El gobierno de Australia formalizó su integración a la misión militar internacional liderada por Francia y el Reino Unido, cuyo objetivo principal es custodiar la navegación en el estrecho de Ormuz. Esta decisión surge en un contexto de máxima volatilidad regional, derivada del conflicto armado entre Irán, Estados Unidos e Israel, situación que ha puesto en jaque la estabilidad del comercio energético global.
Richard Marles, ministro de Defensa australiano, fue el encargado de confirmar la postura de Canberra. El funcionario enfatizó que la participación de su país se enmarca en una operación de carácter “estrictamente defensiva”. Bajo la coordinación de Londres y París, la intención de Australia es sumar capacidades técnicas para asegurar que la seguridad marítima no se vea comprometida por las hostilidades actuales.

Aporte logístico y vigilancia aérea
Para concretar este apoyo, el Ejecutivo australiano anunció que pondrá a disposición de la coalición un avión de vigilancia Wedgetail E-7A. Esta aeronave ya se encuentra operativa en la región de Medio Oriente, donde desempeñaba tareas de protección en favor de Emiratos Árabes Unidos ante la amenaza de ataques con drones provenientes de territorio iraní. Ahora, su radio de acción se ampliará para monitorear el flujo naviero en una zona donde transita cerca del 20% del crudo mundial.

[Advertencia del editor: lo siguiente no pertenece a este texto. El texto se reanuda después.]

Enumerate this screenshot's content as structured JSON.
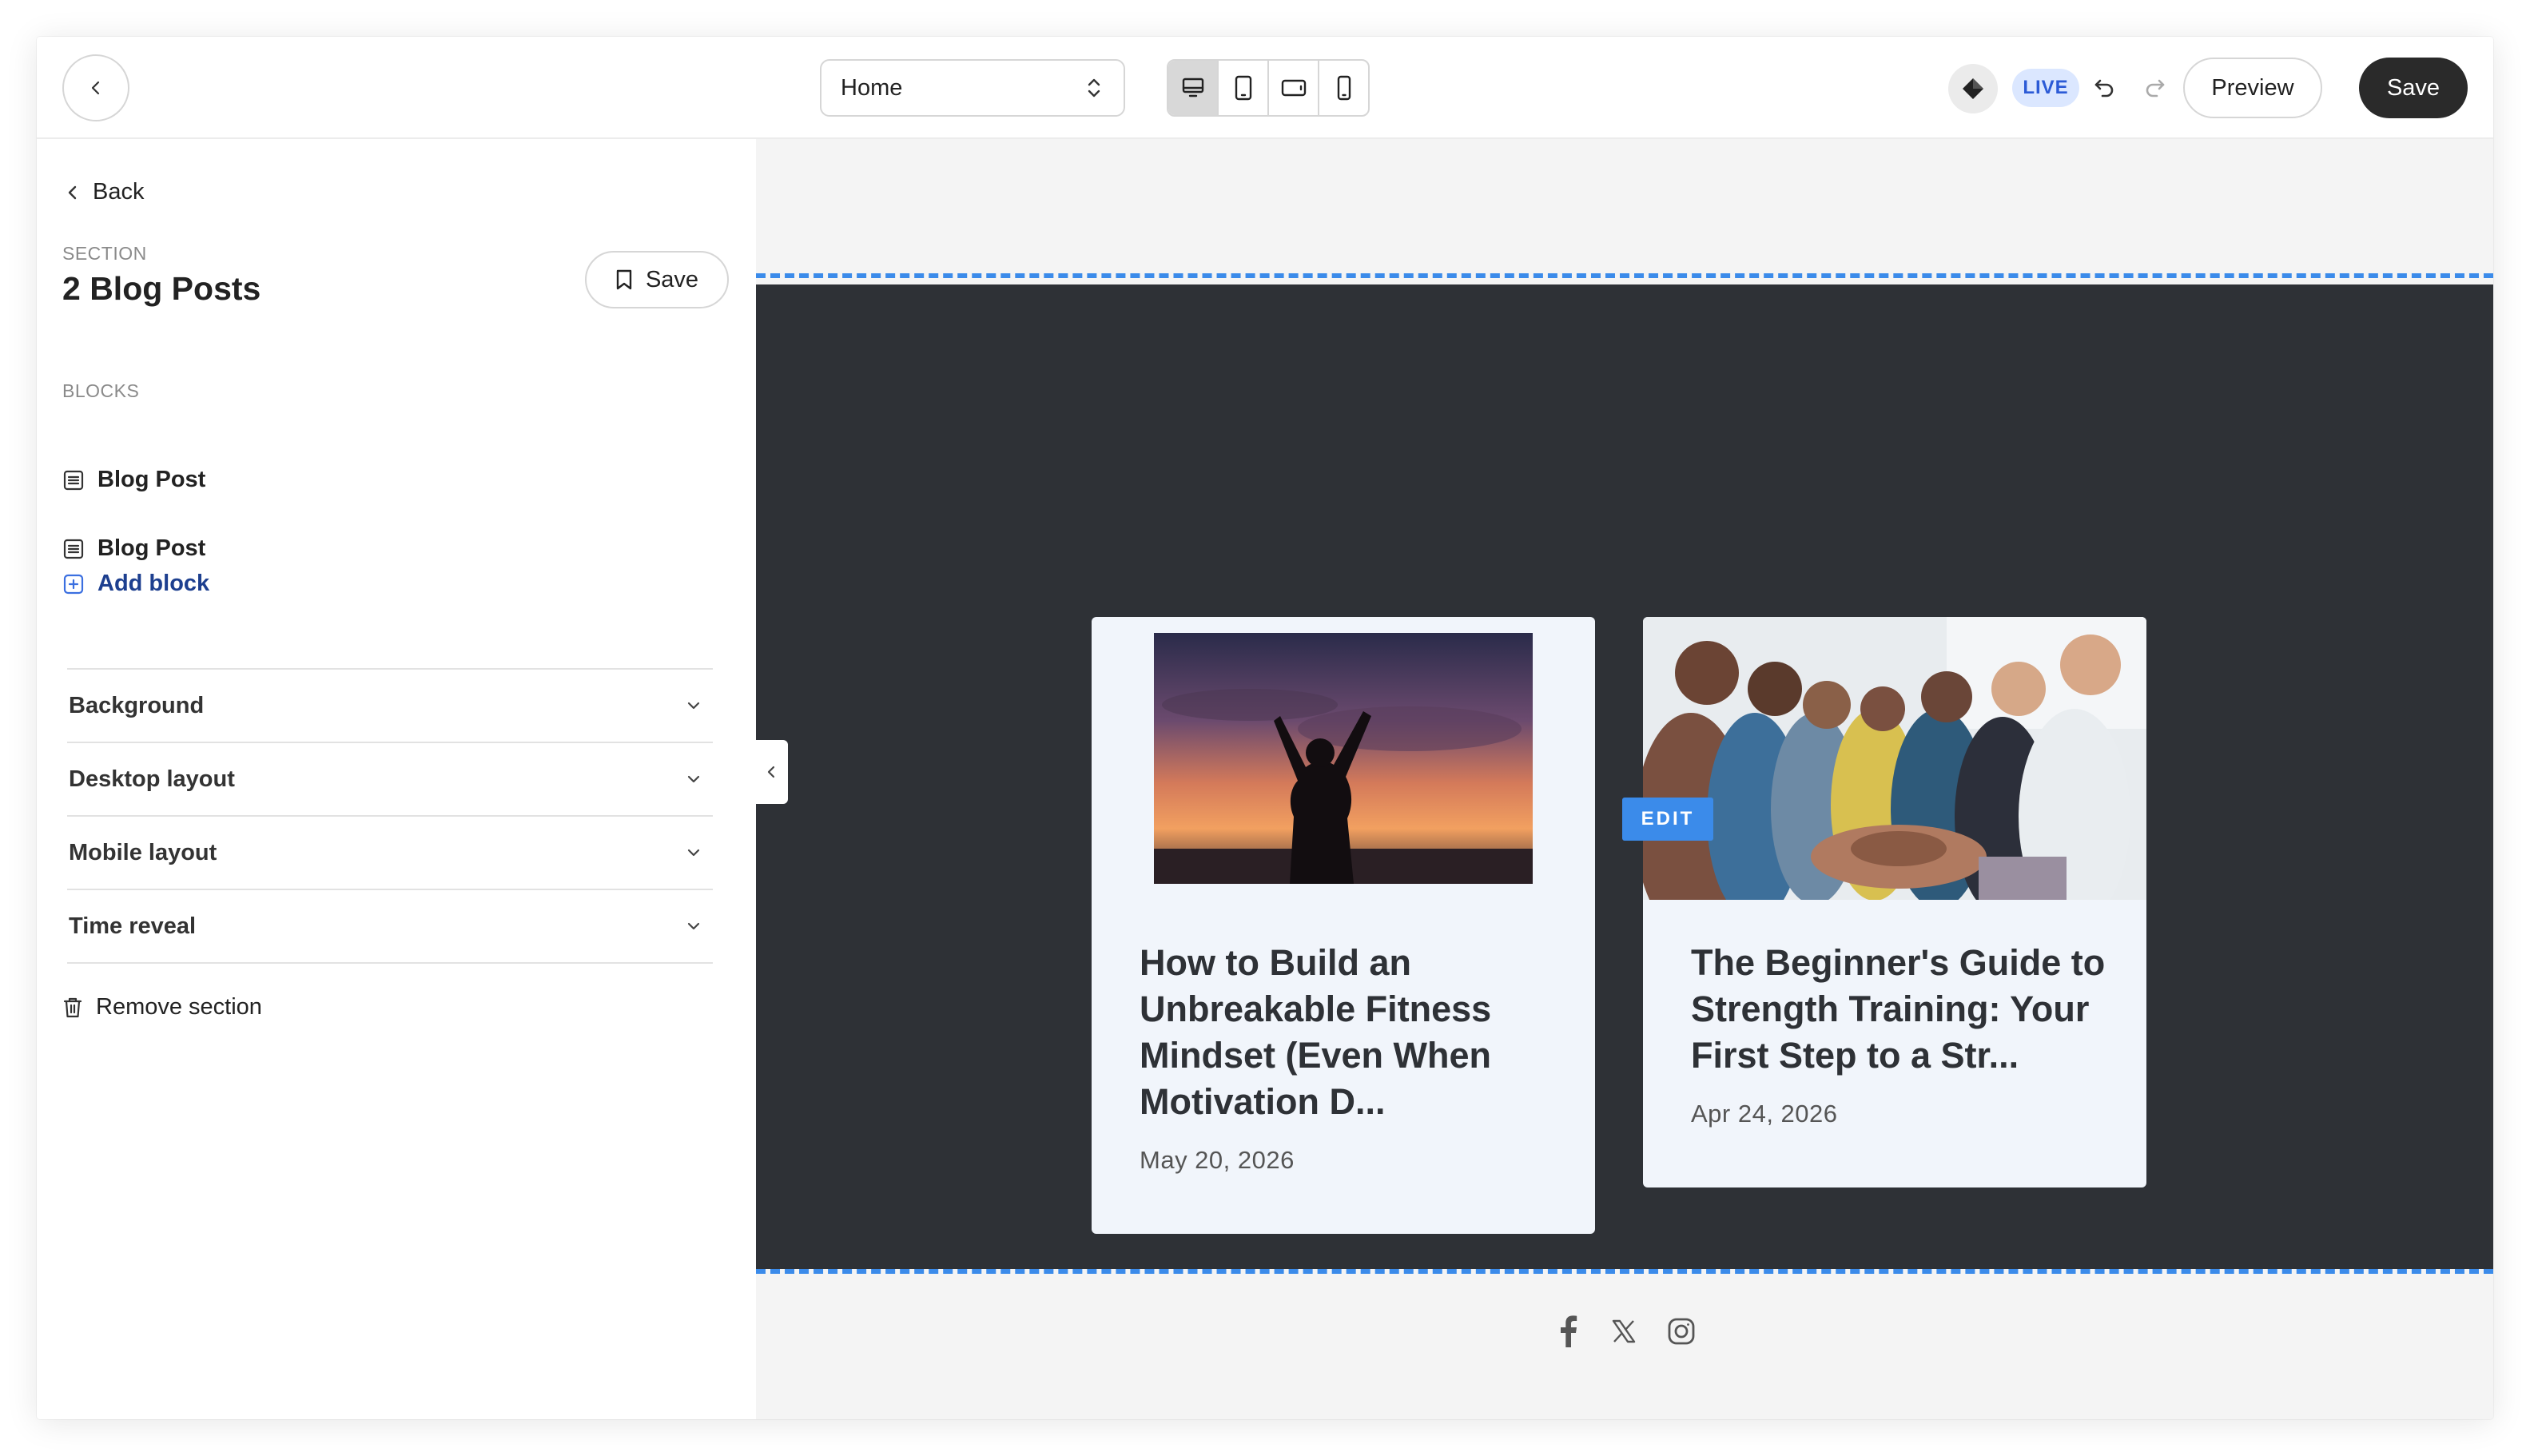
{
  "topbar": {
    "page_select": "Home",
    "live_label": "LIVE",
    "preview_label": "Preview",
    "save_label": "Save",
    "device_modes": [
      "desktop-icon",
      "tablet-portrait-icon",
      "tablet-landscape-icon",
      "mobile-icon"
    ],
    "active_device": "desktop"
  },
  "sidebar": {
    "back_label": "Back",
    "section_label": "SECTION",
    "section_title": "2 Blog Posts",
    "save_label": "Save",
    "blocks_label": "BLOCKS",
    "blocks": [
      {
        "label": "Blog Post"
      },
      {
        "label": "Blog Post"
      }
    ],
    "add_block_label": "Add block",
    "accordions": [
      {
        "label": "Background"
      },
      {
        "label": "Desktop layout"
      },
      {
        "label": "Mobile layout"
      },
      {
        "label": "Time reveal"
      }
    ],
    "remove_label": "Remove section"
  },
  "canvas": {
    "edit_label": "EDIT",
    "posts": [
      {
        "title": "How to Build an Unbreakable Fitness Mindset (Even When Motivation D...",
        "date": "May 20, 2026"
      },
      {
        "title": "The Beginner's Guide to Strength Training: Your First Step to a Str...",
        "date": "Apr 24, 2026"
      }
    ],
    "social": [
      "facebook-icon",
      "x-icon",
      "instagram-icon"
    ]
  },
  "colors": {
    "accent_blue": "#3b8bea",
    "dark_section": "#2e3136",
    "card_bg": "#f1f5fb",
    "live_bg": "#dbe7ff",
    "save_btn": "#2a2a2a"
  }
}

Esta iniciativa no es un esfuerzo aislado; se suma a una coalición multinacional integrada por más de 40 naciones. El plan de acción contempla la coordinación de patrullajes exhaustivos, escoltas a buques comerciales y tareas de vigilancia constante. La prioridad es evitar que el estrecho de Ormuz, punto estratégico que une el golfo Pérsico con el océano Índico, permanezca bloqueado o bajo amenaza directa.
Liderazgo europeo y refuerzo de capacidades
La misión es encabezada por el presidente de Francia, Emmanuel Macron, y el primer ministro británico, Keir Starmer. Desde Londres, el ministro de Defensa del Reino Unido, John Healey, detalló que su país reforzará la fuerza multinacional con el despliegue del destructor HMS Dragon, aviones Typhoon y sistemas avanzados de detección de minas y tecnología antidrones.

A la par de estos esfuerzos, la Unión Europea analiza la expansión de la operación naval “Aspides”. Este mecanismo, nacido en 2024 para enfrentar a los rebeldes hutíes en el mar Rojo, podría extender su jurisdicción hacia Ormuz para colaborar con los activos de Francia y el Reino Unido. Mientras tanto, la Agencia Internacional de Energía mantiene la alerta sobre la caída de reservas petroleras, advirtiendo que el éxito de esta vigilancia es vital para evitar nuevas alzas en los precios internacionales del crudo.